Bridging together various sections of the exhibition in a central pivot point, a library area presents books by, amongst others, Chilean poet-diplomat Pablo Neruda, German-American historian and philosopher Hannah Arendt, Martinican writer Édouard Glissant, Martinican poet and politician Aimé Césaire, French-Iranian cartoonist Marjane Satrapi and Palestinian poet-author Mahmoud Darwish. Here, intellectual reflection and literature on exile are consequential and bring forth a plurality of visions.
In contrast, another section of the exhibition, dubbed “Internal Exile,” is cringe-level maladroit. The sheer absurdity of including French artist Eugène Delacroix in an exhibition about exile because he “couldn’t find his place in society after the French Revolution” and moved 30 kilometers outside of Paris to paint bouquets seems like an affront to anyone who has been displaced and reflects a certain tone-deafness of the curator (a French white woman). “The artists presented in this exhibition do not view exile from a distance,” she writes in the wall text—one would hope not, and yet this inclusion dilutes the weight of the theme.
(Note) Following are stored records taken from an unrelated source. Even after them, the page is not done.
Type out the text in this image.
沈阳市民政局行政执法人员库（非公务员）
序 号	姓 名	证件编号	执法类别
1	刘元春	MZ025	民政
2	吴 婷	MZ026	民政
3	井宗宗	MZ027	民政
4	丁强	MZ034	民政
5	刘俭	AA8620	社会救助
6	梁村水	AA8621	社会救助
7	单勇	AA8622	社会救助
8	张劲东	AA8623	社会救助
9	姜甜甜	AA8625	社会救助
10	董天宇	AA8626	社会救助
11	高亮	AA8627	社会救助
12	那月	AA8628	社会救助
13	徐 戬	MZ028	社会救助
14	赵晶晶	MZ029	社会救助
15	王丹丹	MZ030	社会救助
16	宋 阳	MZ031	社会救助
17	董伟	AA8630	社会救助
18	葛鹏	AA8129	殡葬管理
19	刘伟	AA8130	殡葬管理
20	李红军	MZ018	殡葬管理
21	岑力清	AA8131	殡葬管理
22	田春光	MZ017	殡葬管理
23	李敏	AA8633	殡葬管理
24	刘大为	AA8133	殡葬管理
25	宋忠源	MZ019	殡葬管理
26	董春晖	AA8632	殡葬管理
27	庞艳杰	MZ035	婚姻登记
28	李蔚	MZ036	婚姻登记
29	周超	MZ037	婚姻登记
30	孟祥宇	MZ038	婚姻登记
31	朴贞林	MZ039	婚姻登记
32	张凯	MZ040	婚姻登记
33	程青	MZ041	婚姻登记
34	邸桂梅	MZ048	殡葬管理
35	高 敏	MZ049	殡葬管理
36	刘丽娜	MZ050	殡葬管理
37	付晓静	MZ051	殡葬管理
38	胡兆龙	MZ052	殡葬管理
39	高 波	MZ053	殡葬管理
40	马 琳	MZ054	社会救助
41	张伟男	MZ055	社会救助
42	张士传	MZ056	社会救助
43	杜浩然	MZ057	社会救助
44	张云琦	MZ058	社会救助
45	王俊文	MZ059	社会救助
As Said noted: “Anyone who is really homeless regards the habit of seeing estrangement in everything modern as an affectation,” and, further, “much of the contemporary interest in exile can be traced to the somewhat pallid notion that non-exiles can share in the benefits of exile as a redemptive motif.”
The exhibition concludes with a phenomenon manifested on France’s own soil, not terribly far from Lens itself: the Calais Jungle, located at the northern tip of the country, where nine thousand refugees were detained from 2015 until the camp was dismantled in 2017. This port city has been a byway for displacement throughout Europe for centuries—there have been other camps in Calais over previous years, but this particular shantytown drew global media attention during the height of the European migrant crisis; currently, there is a policy of “no fixation points” for migrants in the region, an attempt to stop large camps from re-forming. In the exhibition, photos by Gilles Raynaldy of Sudanese migrants and their makeshift habitats are presented, adjacent to Bruno Serralongue’s examination, a decade earlier, of the living conditions of refugees trying to cross the Channel to England. Frank Smith’s 2023 Les Films des Objets (Object Films) is a looping series of twelve short films spotlighting items quietly placed on the dunes of Fort Vert. The landscape bears no traces of its recent refugee history, simply showcasing a backdrop of calm sands and blue waters.
The exhibition crystallizes the incredible privilege of remaining secure in the land you’re from and the luxury of choosing where you live—something the average fortunate European viewer has, likely, rarely had to grapple with. What art can do to relay the agony of diaspora and displacement may be relatively insubstantial. Still, it serves as an essential reminder that rootedness is not to be taken for granted in this chaotic world.
“EXILS – Regards d’artistes” is at the Louvre Lens through January 20, 2025.